Kültür Bakanlığı Yayınları
Din bir inançtır, fakat her inanç din değildir. İkisinin arasındaki fark kutsallık kavramında belirir. Dinî inançlarda varlıklar hakkında kutsal olan ve olmayan (meselâ İslâmlıkta haram, helâl) diye ayırım yapılmıştır. Kutsal olanlara dokunmak, karşı gelmek yasaklanmıştır. Tâzim etmek saygılı davranmak suretiyle onları memnun etmeğe çalışmak lâzımdır. Din dışı suçların türlü cezaları vardır. Dîni yasaklara riayet etmeyen ise günah işlemiş olur ki, cezası daha çok vicdan azabı çekmek ve çevre tarafından ayıplanmaktır.
Kutsallık anlayışına dayanan bir inancın tam iman sistemi hâlini alabilmesi için üç şart tespit edilmiştir:
- İtikat (imanın esasları)
- Amel (tapınmalar, özel törenler vb.)
- Cemaat (Îtikat ve amel’in bir kütle tarafından kabûl ve icrası)

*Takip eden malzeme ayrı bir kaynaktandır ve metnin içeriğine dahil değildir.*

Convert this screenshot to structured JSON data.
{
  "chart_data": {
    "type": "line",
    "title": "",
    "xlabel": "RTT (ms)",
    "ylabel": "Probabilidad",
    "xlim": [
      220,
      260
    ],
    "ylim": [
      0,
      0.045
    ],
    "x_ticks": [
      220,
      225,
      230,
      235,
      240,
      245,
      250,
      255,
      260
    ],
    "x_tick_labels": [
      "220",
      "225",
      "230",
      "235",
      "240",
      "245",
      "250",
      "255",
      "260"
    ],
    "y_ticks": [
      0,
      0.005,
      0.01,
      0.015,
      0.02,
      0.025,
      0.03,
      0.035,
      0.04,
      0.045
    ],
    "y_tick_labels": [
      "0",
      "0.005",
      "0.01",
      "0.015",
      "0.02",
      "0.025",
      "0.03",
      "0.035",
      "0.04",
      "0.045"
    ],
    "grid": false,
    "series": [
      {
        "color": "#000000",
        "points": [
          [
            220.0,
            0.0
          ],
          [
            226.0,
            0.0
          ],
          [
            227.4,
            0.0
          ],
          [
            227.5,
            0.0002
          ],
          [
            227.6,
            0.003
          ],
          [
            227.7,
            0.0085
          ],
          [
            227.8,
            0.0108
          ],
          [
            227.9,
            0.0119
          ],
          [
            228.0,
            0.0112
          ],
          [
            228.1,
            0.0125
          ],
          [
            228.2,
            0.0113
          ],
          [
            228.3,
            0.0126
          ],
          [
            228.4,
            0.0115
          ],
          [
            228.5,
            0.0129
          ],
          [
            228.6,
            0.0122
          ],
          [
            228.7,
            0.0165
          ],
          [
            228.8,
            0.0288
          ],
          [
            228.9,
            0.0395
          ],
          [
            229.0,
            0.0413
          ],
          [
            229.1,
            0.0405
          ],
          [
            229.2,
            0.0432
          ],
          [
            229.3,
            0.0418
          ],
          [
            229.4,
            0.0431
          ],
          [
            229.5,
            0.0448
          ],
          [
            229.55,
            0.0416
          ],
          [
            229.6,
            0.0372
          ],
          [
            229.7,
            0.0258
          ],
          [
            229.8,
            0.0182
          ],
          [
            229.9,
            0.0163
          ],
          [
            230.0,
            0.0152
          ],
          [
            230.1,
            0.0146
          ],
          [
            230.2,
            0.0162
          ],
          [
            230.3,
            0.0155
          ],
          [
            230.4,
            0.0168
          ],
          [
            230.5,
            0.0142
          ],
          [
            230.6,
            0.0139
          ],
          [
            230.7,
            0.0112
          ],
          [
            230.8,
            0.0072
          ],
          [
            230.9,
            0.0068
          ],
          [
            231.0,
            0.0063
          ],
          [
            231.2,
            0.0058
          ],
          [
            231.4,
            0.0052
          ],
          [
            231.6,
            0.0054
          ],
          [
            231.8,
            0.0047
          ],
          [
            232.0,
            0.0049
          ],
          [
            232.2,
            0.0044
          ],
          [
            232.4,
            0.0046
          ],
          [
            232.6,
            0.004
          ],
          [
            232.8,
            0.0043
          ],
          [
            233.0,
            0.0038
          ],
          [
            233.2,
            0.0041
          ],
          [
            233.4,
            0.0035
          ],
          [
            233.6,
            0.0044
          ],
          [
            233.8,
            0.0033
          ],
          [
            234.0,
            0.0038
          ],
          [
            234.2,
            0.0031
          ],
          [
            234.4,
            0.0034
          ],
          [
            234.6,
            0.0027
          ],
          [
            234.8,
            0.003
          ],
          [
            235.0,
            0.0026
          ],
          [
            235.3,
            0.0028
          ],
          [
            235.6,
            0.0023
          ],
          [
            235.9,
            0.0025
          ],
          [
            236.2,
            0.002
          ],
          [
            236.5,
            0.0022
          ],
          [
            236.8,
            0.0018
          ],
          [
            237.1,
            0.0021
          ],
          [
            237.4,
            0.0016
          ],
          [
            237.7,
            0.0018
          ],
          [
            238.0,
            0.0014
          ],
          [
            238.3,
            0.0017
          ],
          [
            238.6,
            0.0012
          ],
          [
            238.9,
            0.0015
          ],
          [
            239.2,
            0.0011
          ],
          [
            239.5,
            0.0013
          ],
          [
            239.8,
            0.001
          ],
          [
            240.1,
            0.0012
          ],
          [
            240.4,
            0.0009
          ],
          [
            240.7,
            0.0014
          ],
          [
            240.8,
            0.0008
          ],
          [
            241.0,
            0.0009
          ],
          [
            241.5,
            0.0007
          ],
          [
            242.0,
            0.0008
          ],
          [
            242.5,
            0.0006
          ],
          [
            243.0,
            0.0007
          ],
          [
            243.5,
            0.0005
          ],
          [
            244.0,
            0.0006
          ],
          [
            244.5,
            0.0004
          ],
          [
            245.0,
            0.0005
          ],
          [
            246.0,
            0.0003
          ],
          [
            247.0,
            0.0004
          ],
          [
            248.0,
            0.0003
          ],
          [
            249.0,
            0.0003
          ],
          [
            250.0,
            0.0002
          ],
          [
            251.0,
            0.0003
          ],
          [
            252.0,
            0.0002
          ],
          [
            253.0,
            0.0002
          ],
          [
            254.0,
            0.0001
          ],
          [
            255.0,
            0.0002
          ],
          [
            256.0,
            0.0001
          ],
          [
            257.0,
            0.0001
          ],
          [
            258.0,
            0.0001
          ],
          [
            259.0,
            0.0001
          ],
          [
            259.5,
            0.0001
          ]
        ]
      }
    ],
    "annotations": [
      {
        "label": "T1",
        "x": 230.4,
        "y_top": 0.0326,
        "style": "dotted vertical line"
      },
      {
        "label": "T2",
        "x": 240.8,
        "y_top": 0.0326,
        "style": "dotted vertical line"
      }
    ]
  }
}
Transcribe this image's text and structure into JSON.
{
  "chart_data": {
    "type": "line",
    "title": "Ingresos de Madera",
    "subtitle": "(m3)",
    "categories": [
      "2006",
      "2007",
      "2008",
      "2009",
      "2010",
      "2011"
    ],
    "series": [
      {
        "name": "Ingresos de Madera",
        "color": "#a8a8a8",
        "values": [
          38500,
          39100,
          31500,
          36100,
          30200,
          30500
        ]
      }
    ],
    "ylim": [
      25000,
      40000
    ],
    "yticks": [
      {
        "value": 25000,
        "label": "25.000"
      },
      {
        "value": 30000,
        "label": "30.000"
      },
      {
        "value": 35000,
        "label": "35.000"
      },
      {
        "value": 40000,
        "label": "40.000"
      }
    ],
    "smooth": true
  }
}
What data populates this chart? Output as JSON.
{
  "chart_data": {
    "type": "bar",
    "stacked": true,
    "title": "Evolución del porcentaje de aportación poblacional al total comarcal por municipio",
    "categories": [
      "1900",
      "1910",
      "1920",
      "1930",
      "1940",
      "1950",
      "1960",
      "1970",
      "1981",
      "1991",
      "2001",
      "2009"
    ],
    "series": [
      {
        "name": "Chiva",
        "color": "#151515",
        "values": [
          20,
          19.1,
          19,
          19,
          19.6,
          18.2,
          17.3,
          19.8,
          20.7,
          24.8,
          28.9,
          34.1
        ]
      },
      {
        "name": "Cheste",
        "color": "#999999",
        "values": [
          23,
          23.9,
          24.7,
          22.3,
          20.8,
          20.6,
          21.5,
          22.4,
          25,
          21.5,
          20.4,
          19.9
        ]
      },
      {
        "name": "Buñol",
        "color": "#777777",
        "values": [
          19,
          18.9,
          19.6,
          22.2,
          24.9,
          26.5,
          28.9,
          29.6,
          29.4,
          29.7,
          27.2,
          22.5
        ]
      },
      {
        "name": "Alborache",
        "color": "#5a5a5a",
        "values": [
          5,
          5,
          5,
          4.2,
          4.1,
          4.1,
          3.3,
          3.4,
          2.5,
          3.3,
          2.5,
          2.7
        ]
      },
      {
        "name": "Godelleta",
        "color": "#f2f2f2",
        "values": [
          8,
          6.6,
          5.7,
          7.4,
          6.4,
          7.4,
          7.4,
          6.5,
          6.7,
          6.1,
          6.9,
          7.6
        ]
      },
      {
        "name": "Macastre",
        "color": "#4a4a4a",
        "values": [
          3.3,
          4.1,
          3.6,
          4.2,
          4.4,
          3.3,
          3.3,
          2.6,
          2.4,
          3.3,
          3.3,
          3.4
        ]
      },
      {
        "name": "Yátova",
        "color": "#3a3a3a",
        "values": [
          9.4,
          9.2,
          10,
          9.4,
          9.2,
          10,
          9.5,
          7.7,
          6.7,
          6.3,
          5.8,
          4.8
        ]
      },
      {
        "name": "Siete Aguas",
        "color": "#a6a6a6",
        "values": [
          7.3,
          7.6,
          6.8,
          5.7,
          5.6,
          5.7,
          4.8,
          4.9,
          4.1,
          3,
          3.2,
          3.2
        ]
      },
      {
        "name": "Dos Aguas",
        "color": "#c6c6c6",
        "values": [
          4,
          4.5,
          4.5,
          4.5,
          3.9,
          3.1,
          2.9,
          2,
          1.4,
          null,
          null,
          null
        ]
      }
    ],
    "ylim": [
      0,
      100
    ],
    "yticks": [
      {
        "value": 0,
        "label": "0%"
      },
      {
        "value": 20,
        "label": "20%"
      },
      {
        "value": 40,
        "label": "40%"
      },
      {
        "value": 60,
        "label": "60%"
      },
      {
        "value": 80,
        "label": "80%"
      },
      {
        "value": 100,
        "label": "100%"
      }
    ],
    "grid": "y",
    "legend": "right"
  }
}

Bu şartları gerçekleştiren din sistemleri biri iptidâi (veya halk dinleri) diğeri yüksek (veya semavî dinler) olmak üzere ikiye ayrılmaktadır. İptidaî dinlerle yüksek dinler arasında en mühim fark “Tanrı” telâkkisinde görülür. İslâmlık, Hıristiyanlık, Musevilik gibi semavî dinlerde kaadiri mutlak, yaratıcı, tek Tanrı imanın merkezî noktasıdır. Totemcilik veya çok tanrılı bütün diğer inançlar halk dinleri sayılırlar. 1
Türkler tarihleri boyunca dinî mahiyette türlü inançlara bağlanmışlardır. Bunların içinde “iptidaîleri” olduğu gibi, yüksek (semavî) olanlar da vardır. Bu yazımızda Türklerin din târihi bahis konusu edilmeyecek, fakat doğrudan doğruya aslî Türk dininin ne olduğu açıklanmağa çalışılacaktır.